The other problem is tougher – science needs funding for dedicated software engineers, and they prefer to use that funding for actual scientists. And maybe that’s a better investment, maybe not. I can say for myself that I’ll be glad to join a research team and help with the software part, while at the same time gaining knowledge in the field. And that would be fascinating, and way more exciting than writing boring business software. Unfortunately that doesn’t happen too often now (I tried once, a couple of years ago, and got rejected, because I lacked formal education in biology).

Maybe software engineers can help in the world of science. But money is a factor.

Recently I’ve been trying to get a bit into music theory, machine learning, computational linguistics, so I ended up looking at libraries and tools written by the scientific community – examples include the Stanford Core NLP library, GATE, Weka, jMusic, and several more.

The general feeling is that scientific libraries have mostly bad code. I will not point fingers, but there are too many freshman mistakes – not considering thread-safety, cryptic, ugly and/or stringly-typed APIs, lack of type-safety, poorly named variables and methods, choosing bad/slow serialization formats, writing debug messages to System.err (or out), lack of documentation, lack of tests.
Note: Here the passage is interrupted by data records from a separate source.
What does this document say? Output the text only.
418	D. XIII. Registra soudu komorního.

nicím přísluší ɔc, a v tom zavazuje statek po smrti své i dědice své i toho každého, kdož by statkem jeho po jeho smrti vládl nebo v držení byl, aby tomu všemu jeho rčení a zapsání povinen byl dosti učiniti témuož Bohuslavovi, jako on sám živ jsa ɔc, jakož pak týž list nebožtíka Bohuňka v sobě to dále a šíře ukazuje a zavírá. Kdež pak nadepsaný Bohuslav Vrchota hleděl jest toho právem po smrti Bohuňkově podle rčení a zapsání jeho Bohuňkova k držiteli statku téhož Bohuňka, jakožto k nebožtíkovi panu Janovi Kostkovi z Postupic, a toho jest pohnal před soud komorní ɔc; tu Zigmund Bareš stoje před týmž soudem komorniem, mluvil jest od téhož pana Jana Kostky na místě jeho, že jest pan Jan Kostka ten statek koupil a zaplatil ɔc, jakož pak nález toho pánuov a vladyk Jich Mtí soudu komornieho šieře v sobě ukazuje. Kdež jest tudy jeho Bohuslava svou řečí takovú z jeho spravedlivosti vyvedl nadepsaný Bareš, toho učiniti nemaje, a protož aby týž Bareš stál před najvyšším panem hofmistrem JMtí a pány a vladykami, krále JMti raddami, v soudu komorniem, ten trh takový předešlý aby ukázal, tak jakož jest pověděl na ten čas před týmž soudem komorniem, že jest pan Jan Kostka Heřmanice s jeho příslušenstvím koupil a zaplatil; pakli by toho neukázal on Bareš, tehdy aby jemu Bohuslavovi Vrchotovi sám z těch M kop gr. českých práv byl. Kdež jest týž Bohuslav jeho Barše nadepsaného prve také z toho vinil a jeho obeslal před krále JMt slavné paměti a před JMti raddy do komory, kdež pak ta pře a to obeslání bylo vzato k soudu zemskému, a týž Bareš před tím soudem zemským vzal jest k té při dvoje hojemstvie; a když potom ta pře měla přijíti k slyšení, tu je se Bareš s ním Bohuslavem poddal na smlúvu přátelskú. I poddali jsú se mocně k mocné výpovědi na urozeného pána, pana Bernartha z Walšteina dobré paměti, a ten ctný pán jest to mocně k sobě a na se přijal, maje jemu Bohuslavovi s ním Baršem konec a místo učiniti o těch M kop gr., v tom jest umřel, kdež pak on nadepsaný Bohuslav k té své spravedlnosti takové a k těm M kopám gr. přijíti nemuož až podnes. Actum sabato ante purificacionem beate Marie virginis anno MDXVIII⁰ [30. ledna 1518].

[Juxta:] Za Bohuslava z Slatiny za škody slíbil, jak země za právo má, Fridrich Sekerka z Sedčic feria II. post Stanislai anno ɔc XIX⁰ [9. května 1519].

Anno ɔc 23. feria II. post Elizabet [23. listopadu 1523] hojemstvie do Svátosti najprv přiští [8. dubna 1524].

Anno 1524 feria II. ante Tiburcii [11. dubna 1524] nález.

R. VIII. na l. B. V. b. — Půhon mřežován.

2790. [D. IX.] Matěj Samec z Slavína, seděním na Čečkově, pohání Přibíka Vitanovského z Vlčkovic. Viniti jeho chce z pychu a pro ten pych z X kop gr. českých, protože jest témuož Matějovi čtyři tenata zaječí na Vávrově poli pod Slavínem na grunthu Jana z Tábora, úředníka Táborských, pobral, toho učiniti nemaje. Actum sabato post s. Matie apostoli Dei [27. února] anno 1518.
Thus using these libraries becomes time consuming and error prone. Every 10 minutes you see some horribly written code that you don’t have the time to fix. And it’s not just one or two things, that you would report in a normal open-source project – it’s an overall low level of quality. On the other hand these libraries have a lot of value, because the low-level algorithms will take even more time and especially know-how to implement, so just reusing them is obviously the right approach. Some libraries are even original research and so you just can’t write them yourself, without spending 3 years on a PhD thesis.
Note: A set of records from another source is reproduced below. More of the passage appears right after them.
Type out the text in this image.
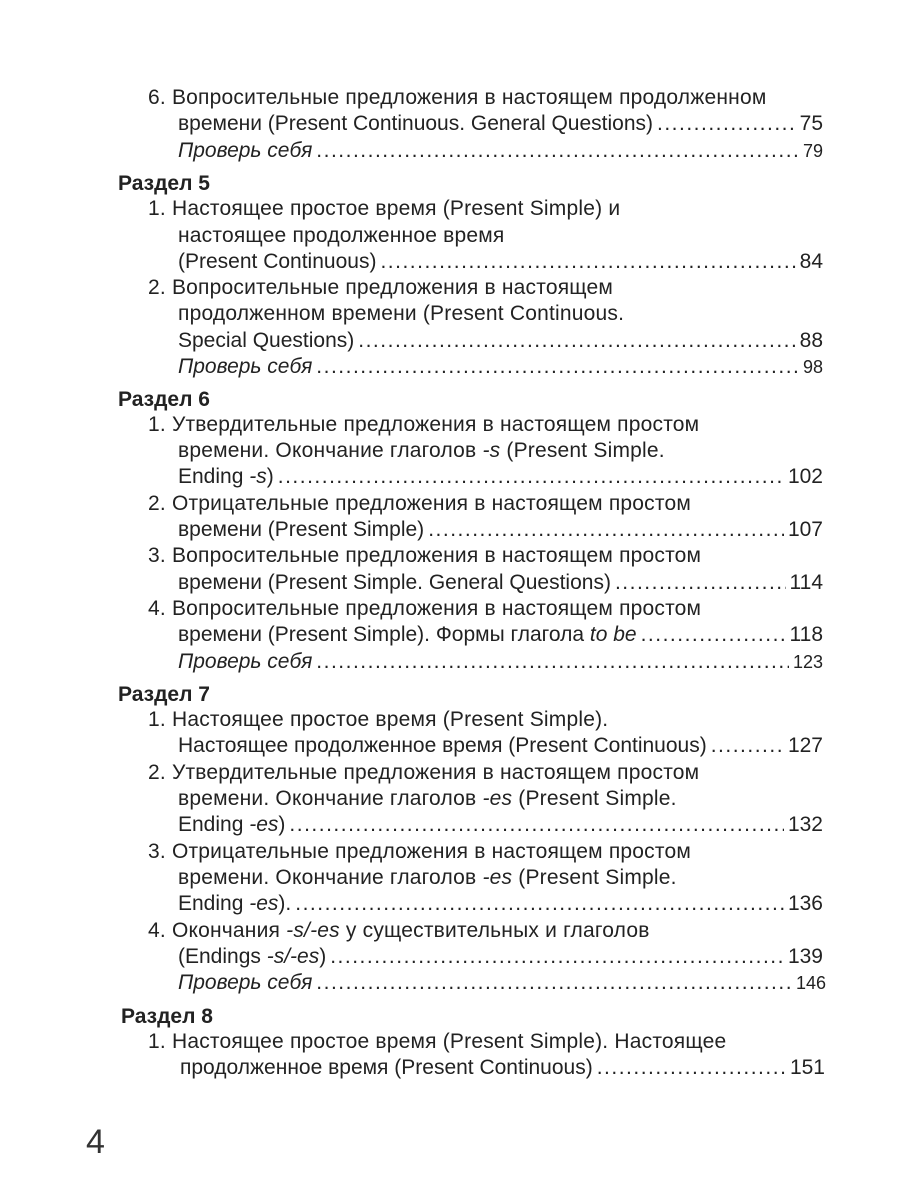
6. Вопросительные предложения в настоящем продолженном
времени (Present Continuous. General Questions) .....	75
Проверь себя .....	79
Раздел 5
1. Настоящее простое время (Present Simple) и
настоящее продолженное время
(Present Continuous) .....	84
2. Вопросительные предложения в настоящем
продолженном времени (Present Continuous.
Special Questions) .....	88
Проверь себя .....	98
Раздел 6
1. Утвердительные предложения в настоящем простом
времени. Окончание глаголов -s (Present Simple.
Ending -s) .....	102
2. Отрицательные предложения в настоящем простом
времени (Present Simple) .....	107
3. Вопросительные предложения в настоящем простом
времени (Present Simple. General Questions) .....	114
4. Вопросительные предложения в настоящем простом
времени (Present Simple). Формы глагола to be .....	118
Проверь себя .....	123
Раздел 7
1. Настоящее простое время (Present Simple).
Настоящее продолженное время (Present Continuous) .....	127
2. Утвердительные предложения в настоящем простом
времени. Окончание глаголов -es (Present Simple.
Ending -es) .....	132
3. Отрицательные предложения в настоящем простом
времени. Окончание глаголов -es (Present Simple.
Ending -es). .....	136
4. Окончания -s/-es у существительных и глаголов
(Endings -s/-es) .....	139
Проверь себя .....	146
Раздел 8
1. Настоящее простое время (Present Simple). Настоящее
продолженное время (Present Continuous) .....	151
4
I cannot but mention Heartbleed here – OpenSSL is written by scientific people, and much has been written on topic that even OpenSSL does not meet modern software engineering standards.
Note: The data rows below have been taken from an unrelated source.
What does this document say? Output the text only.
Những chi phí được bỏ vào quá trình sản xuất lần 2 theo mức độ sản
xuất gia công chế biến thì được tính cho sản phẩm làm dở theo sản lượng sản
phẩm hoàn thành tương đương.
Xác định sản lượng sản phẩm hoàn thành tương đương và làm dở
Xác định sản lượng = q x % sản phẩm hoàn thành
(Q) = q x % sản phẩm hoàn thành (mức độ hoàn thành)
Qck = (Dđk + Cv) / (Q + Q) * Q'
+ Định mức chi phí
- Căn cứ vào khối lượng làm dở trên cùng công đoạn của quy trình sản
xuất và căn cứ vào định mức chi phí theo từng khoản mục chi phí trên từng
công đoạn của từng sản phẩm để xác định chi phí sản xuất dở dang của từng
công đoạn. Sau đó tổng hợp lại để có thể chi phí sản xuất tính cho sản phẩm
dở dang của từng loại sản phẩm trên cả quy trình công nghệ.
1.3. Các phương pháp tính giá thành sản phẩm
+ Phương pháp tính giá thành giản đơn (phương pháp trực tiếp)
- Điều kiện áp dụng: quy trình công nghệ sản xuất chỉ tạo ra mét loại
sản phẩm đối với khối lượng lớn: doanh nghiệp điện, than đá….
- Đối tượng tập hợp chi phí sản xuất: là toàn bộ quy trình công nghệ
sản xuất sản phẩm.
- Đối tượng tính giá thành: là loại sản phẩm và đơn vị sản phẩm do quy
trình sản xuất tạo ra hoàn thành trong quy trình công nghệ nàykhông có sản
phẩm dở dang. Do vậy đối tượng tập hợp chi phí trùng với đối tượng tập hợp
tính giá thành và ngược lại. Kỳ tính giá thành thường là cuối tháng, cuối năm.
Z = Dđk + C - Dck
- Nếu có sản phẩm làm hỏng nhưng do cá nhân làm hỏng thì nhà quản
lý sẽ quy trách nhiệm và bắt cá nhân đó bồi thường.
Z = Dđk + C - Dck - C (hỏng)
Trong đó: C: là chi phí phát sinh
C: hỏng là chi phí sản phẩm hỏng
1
But that’s only the surface. Scientists in general can’t write good code. They write code simply to achieve their immediate goal, and then either throw it away, or keep using it for themselves. They are not software engineers, and they don’t seem to be concerned with code quality, code coverage, API design. Not to mention scientific infrastructure, deployment on multiple servers, managing environment. These things are rarely done properly in the scientific community.

And that’s not only in computer science and related fields like computational linguistics – it’s everywhere, because every science now requires at least computer simulations. Biology, bioinformatics, astronomy, physics, chemistry, medicine, etc – almost every scientists has to write code. And they aren’t good at it.

And that’s OK – we are software engineers and we dedicate our time and effort to these things; they are scientists, and they have vast knowledge in their domain. Scientists use programming the way software engineers use public transport – just as a means to get to what they have to do. And scientists should not be distracted from their domain by becoming software engineers.

But the problem is still there. Not only there are bad libraries, but the code scientists write may yield wrong results, work slowly, or regularly crash, which directly slows down or even invisibly hampers their work.

For the libraries, we, software engineers can contribute, or companies using them can dedicate an engineer to improving the library. Refactor, cleanup, document, test. The authors of the libraries will be more than glad to have someone prettify their hairy code.

The other problem is tougher – science needs funding for dedicated software engineers, and they prefer to use that funding for actual scientists. And maybe that’s a better investment, maybe not. I can say for myself that I’ll be glad to join a research team and help with the software part, while at the same time gaining knowledge in the field. And that would be fascinating, and way more exciting than writing boring business software. Unfortunately that doesn’t happen too often now (I tried once, a couple of years ago, and got rejected, because I lacked formal education in biology).

Maybe software engineers can help in the world of science. But money is a factor.